After they sold the assets as a REIT, whether or not the REIT will continue to perform as promised is someone else's issue.  They already got paid.  It's Wall Street style baby.

@Chris Clothier

  I saw you already answer the last question... and I think that goes to the question of leverage and cash... as you get older the less you want to leverage and all of a sudden owning things free and clear seems like a good thing..

taking on that kind of debt as you state if you had a down turn or some other GFC that could bust a company... I just think of Opus  multi billion dollar developer in 07 and bust in 2010... So agree with you on debt management... plus if it aint broke why fix it...

Now its time for the Jet  !!!


As an investor for cash-flow, equity and a flipper, I can tell you that there's no right or wrong answer.  So far, the biggest pay-off has been equity return.  The equity can be tapped tax-free while I have to pay all kinds of taxes on my flips.  Cash-flow will help with paying the bills, but in no way, shape or form it builds wealth.  You have to own a lot before they're building wealth.  

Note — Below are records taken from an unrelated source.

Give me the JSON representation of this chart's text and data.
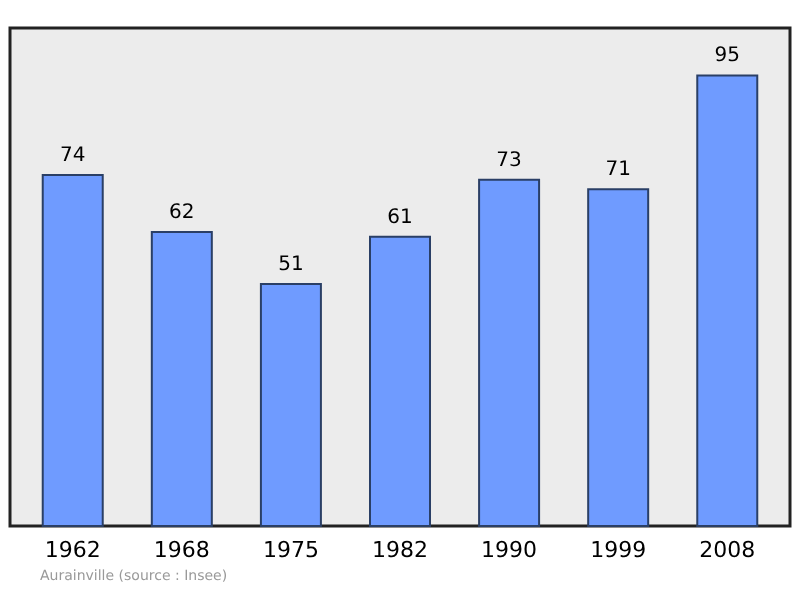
{
  "chart_data": {
    "type": "bar",
    "categories": [
      "1962",
      "1968",
      "1975",
      "1982",
      "1990",
      "1999",
      "2008"
    ],
    "values": [
      74,
      62,
      51,
      61,
      73,
      71,
      95
    ],
    "color": "#6f9bff",
    "ylim": [
      0,
      105
    ],
    "data_labels": true,
    "grid": false,
    "annotations": [
      "Aurainville    (source : Insee)"
    ]
  }
}
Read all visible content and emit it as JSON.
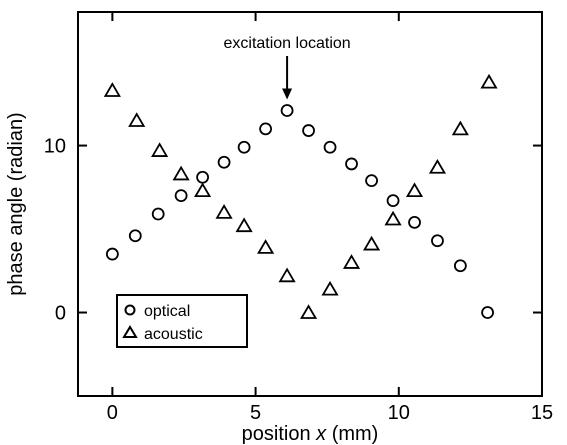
{
  "chart_data": {
    "type": "scatter",
    "xlabel": {
      "prefix": "position ",
      "var": "x",
      "suffix": " (mm)"
    },
    "ylabel": "phase angle (radian)",
    "xlim": [
      -1.2,
      15
    ],
    "ylim": [
      -5,
      18
    ],
    "xticks": [
      0,
      5,
      10,
      15
    ],
    "yticks": [
      0,
      10
    ],
    "grid": false,
    "legend_position": "bottom-left",
    "annotation": {
      "text": "excitation location",
      "x": 6.1,
      "y": 12.1
    },
    "series": [
      {
        "name": "optical",
        "marker": "circle",
        "x": [
          0,
          0.8,
          1.6,
          2.4,
          3.15,
          3.9,
          4.6,
          5.35,
          6.1,
          6.85,
          7.6,
          8.35,
          9.05,
          9.8,
          10.55,
          11.35,
          12.15,
          13.1
        ],
        "y": [
          3.5,
          4.6,
          5.9,
          7.0,
          8.1,
          9.0,
          9.9,
          11.0,
          12.1,
          10.9,
          9.9,
          8.9,
          7.9,
          6.7,
          5.4,
          4.3,
          2.8,
          0.0
        ]
      },
      {
        "name": "acoustic",
        "marker": "triangle",
        "x": [
          0,
          0.85,
          1.65,
          2.4,
          3.15,
          3.9,
          4.6,
          5.35,
          6.1,
          6.85,
          7.6,
          8.35,
          9.05,
          9.8,
          10.55,
          11.35,
          12.15,
          13.15
        ],
        "y": [
          13.3,
          11.5,
          9.7,
          8.3,
          7.3,
          6.0,
          5.2,
          3.9,
          2.2,
          0.0,
          1.4,
          3.0,
          4.1,
          5.6,
          7.3,
          8.7,
          11.0,
          13.8
        ]
      }
    ]
  }
}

At 8%-10% cash on cash returns, you're looking at making $200-$250/door on a $25k investment on a $100k property.  You will need to own 40-50 properties to give you $10k/month.  That means you need to invest $1.2MM - $1.5MM of your own money to get to $10k/month.  Owing 4-5 properties will not cut it.  

With appreciation play, it comes with rent growth.  We have experienced 50% rent growth in the last 3 years.  Properties, that were making $100-$200/door, are now making $600 to $1k/door.  For every $500/month in rent growth, you can tap $100k of equity in your property tax-free/deferred.   

When it comes time to liquidate, I sell the least desirable properties and trade up to better asset classes.  I would think other investors tend to do the same.  All in all, a combination of all three has been the best approach for me although the equity return has been the BEST.

Just food for thought.  

@Minh Le

  those are great behind the scenes comments on the hedge funds.  until we know the back ends of those deals we are left wondering what they were thinking when all along a 5 to 7% return to them means millions..

so in reality a hedge fund could drive rents down if they wanted to as well.. just to make sure they have the best tenants and their properties are full and they are still doing quite well. raise rents and really cash in.

I agree to fully round out a portfolio investors should be thinking about upside movement of the value... the quote " appreciation is icing on the cake" while a nice sentiment is really I think a poor philosophy to follow... one needs to either force appreciation buy in an area were appreciation takes you for a nice ride,, or were rents can move up dramatically in a fairly short period of time those are the only ways in rentals one is going to make any kind of real money.

Although what some would think is a reasonable return on investment and risk others would not be happy with... I think many investor would be tickled pink to have 1 to 2k in NET cash flow a month... were others would not be bothered with those amounts.

Originally posted by @Jay Hinrichs :

@Minh Le

.. the quote " appreciation is icing on the cake" while a nice sentiment is really I think a poor philosophy to follow...

Based on what I have seen on here, the people using this phrase are either 1) have something to sell (wink wink), or 2) are clueless about what appreciation can do to their financial wealth building process.  Of course, you don't know what you don't know so there's no reason to waste time and get into those debates.  This is why I like talking to guys and gals that have been in the RE biz for 40 years.  I like to learn on other people's dimes.  LOL!!!